A lesser-known county in the San Francisco Bay area had explosive growth, driven by news that the first confirmed U.S. coronavirus case with no known links to other sick patients was discovered there. Solano County raced past Kardashian on Wednesday, when the news first broke, and has maintained relative parity with Kardashian searches since then.

7. “Carnivorous”

This is an odd one — searches for “carnivorous” briefly breached the Kardashian threshold on Wednesday. That day, the Daily Mail published an article critical of the animal rights group People for the Ethical Treatment of Animals, which several days prior had published a tweet pointing out that “coronavirus” and “carnivorous” are anagrams of each other. The tweet was widely mocked online.

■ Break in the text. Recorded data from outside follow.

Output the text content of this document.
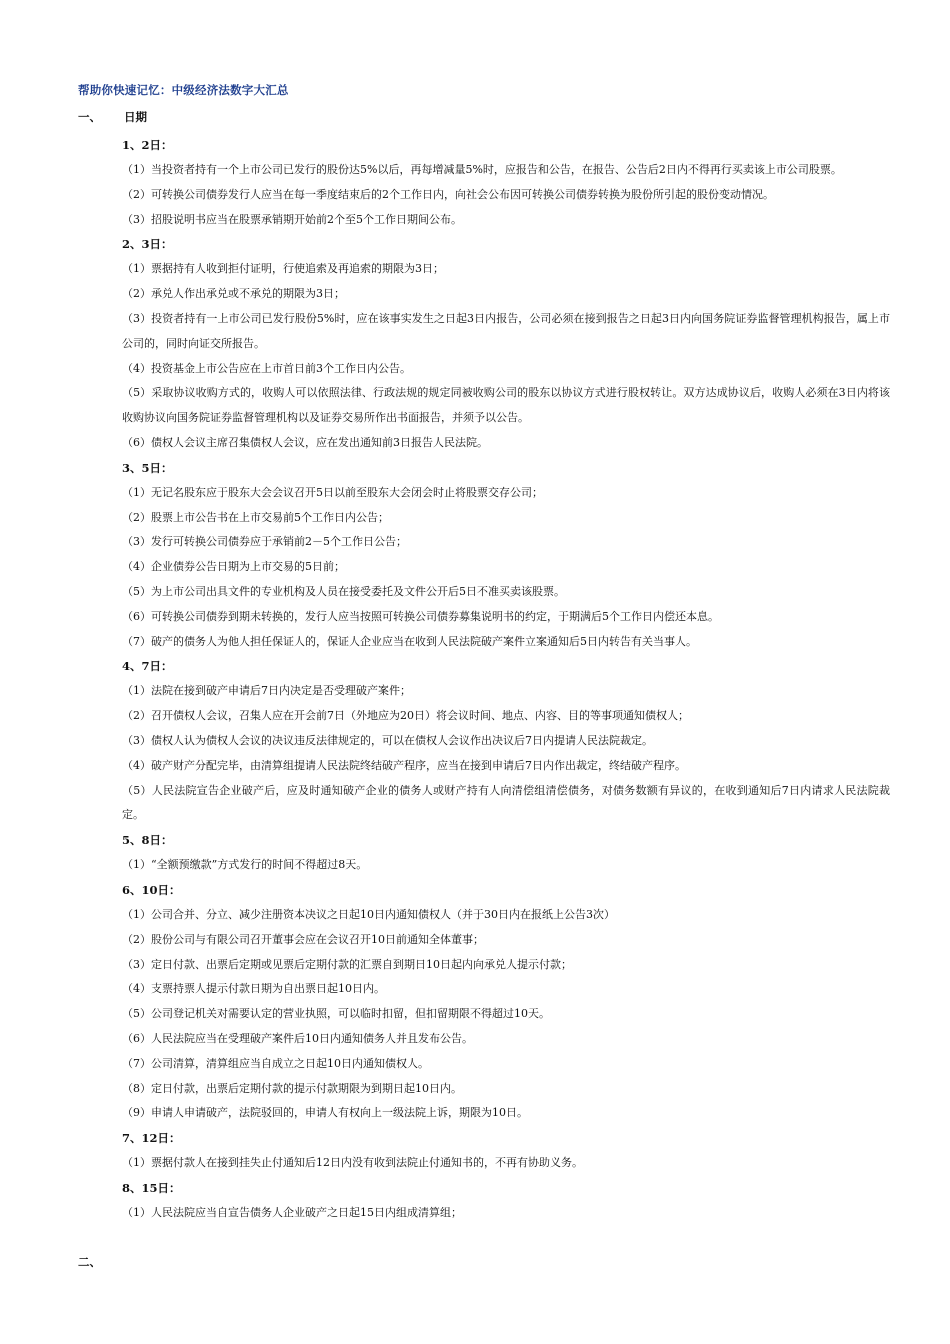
帮助你快速记忆：中级经济法数字大汇总
一、 日期
1、2日：
（1）当投资者持有一个上市公司已发行的股份达5%以后，再每增减量5%时，应报告和公告，在报告、公告后2日内不得再行买卖该上市公司股票。
（2）可转换公司债券发行人应当在每一季度结束后的2个工作日内，向社会公布因可转换公司债券转换为股份所引起的股份变动情况。
（3）招股说明书应当在股票承销期开始前2个至5个工作日期间公布。
2、3日：
（1）票据持有人收到拒付证明，行使追索及再追索的期限为3日；
（2）承兑人作出承兑或不承兑的期限为3日；
（3）投资者持有一上市公司已发行股份5%时，应在该事实发生之日起3日内报告，公司必须在接到报告之日起3日内向国务院证券监督管理机构报告，属上市公司的，同时向证交所报告。
（4）投资基金上市公告应在上市首日前3个工作日内公告。
（5）采取协议收购方式的，收购人可以依照法律、行政法规的规定同被收购公司的股东以协议方式进行股权转让。双方达成协议后，收购人必须在3日内将该收购协议向国务院证券监督管理机构以及证券交易所作出书面报告，并须予以公告。
（6）债权人会议主席召集债权人会议，应在发出通知前3日报告人民法院。
3、5日：
（1）无记名股东应于股东大会会议召开5日以前至股东大会闭会时止将股票交存公司；
（2）股票上市公告书在上市交易前5个工作日内公告；
（3）发行可转换公司债券应于承销前2－5个工作日公告；
（4）企业债券公告日期为上市交易的5日前；
（5）为上市公司出具文件的专业机构及人员在接受委托及文件公开后5日不准买卖该股票。
（6）可转换公司债券到期未转换的，发行人应当按照可转换公司债券募集说明书的约定，于期满后5个工作日内偿还本息。
（7）破产的债务人为他人担任保证人的，保证人企业应当在收到人民法院破产案件立案通知后5日内转告有关当事人。
4、7日：
（1）法院在接到破产申请后7日内决定是否受理破产案件；
（2）召开债权人会议，召集人应在开会前7日（外地应为20日）将会议时间、地点、内容、目的等事项通知债权人；
（3）债权人认为债权人会议的决议违反法律规定的，可以在债权人会议作出决议后7日内提请人民法院裁定。
（4）破产财产分配完毕，由清算组提请人民法院终结破产程序，应当在接到申请后7日内作出裁定，终结破产程序。
（5）人民法院宣告企业破产后，应及时通知破产企业的债务人或财产持有人向清偿组清偿债务，对债务数额有异议的，在收到通知后7日内请求人民法院裁定。
5、8日：
（1）“全额预缴款”方式发行的时间不得超过8天。
6、10日：
（1）公司合并、分立、减少注册资本决议之日起10日内通知债权人（并于30日内在报纸上公告3次）
（2）股份公司与有限公司召开董事会应在会议召开10日前通知全体董事；
（3）定日付款、出票后定期或见票后定期付款的汇票自到期日10日起内向承兑人提示付款；
（4）支票持票人提示付款日期为自出票日起10日内。
（5）公司登记机关对需要认定的营业执照，可以临时扣留，但扣留期限不得超过10天。
（6）人民法院应当在受理破产案件后10日内通知债务人并且发布公告。
（7）公司清算，清算组应当自成立之日起10日内通知债权人。
（8）定日付款，出票后定期付款的提示付款期限为到期日起10日内。
（9）申请人申请破产，法院驳回的，申请人有权向上一级法院上诉，期限为10日。
7、12日：
（1）票据付款人在接到挂失止付通知后12日内没有收到法院止付通知书的，不再有协助义务。
8、15日：
（1）人民法院应当自宣告债务人企业破产之日起15日内组成清算组；
二、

However, that fact doesn’t explain the concomitant rise in a related search: “carnivorous symptoms.” Presumably the people searching for information related to the Daily Mail story would know that “carnivorous” is not the actual name of the virus. Both terms dropped off rapidly on Thursday.

8. “Dog coronavirus”

Some people are looking for information on how the disease might affect their pets. This phenomenon has been spurred largely by reports that a dog in China tested positive for the disease, although at the moment it’s unclear whether a dog can even become infected.

People are also growing concerned about coronavirus implications for cats and cows, though the absolute volume of these searches appears to be very low.

9. “Beards”

This stems from a two-year-old visual from the U.S. Centers for Disease Control and Prevention, which went viral this week despite not having anything to do with the coronavirus. The visual was created to illustrate how different types of facial hair would break the seal of certain types of respirators.

Here’s the thing, though: While interest in “beards” rose, searches for “shaving” actually declined, suggesting that American men aren’t worried enough about respirator compatibility to change their grooming habits.

10. “Contagion”

Not all coronavirus-related searches are seeking to soothe an anxiety. The 2011 Steven Soderbergh film “Contagion” is enjoying a renaissance in the coronavirus era, as are other virus-related movies like “Outbreak.”

11. “Netflix stock”

Some people are, in fact, looking for opportunity in the epidemic: As the stock market has tanked, investors are looking for stocks that might be expected to do well in the event of a stateside outbreak.

“Netflix stock,” for instance, was a big search this week under the assumption that people forced to stay home from school or work would be in need of entertainment. People searched for “Zoom stock” in the hopes that videoconferencing services would see a boost from the epidemic, and for “3M stock” under the assumption that the virus would be good for makers of personal protective gear.

All three stocks approached Kardashian levels as the week came to a close.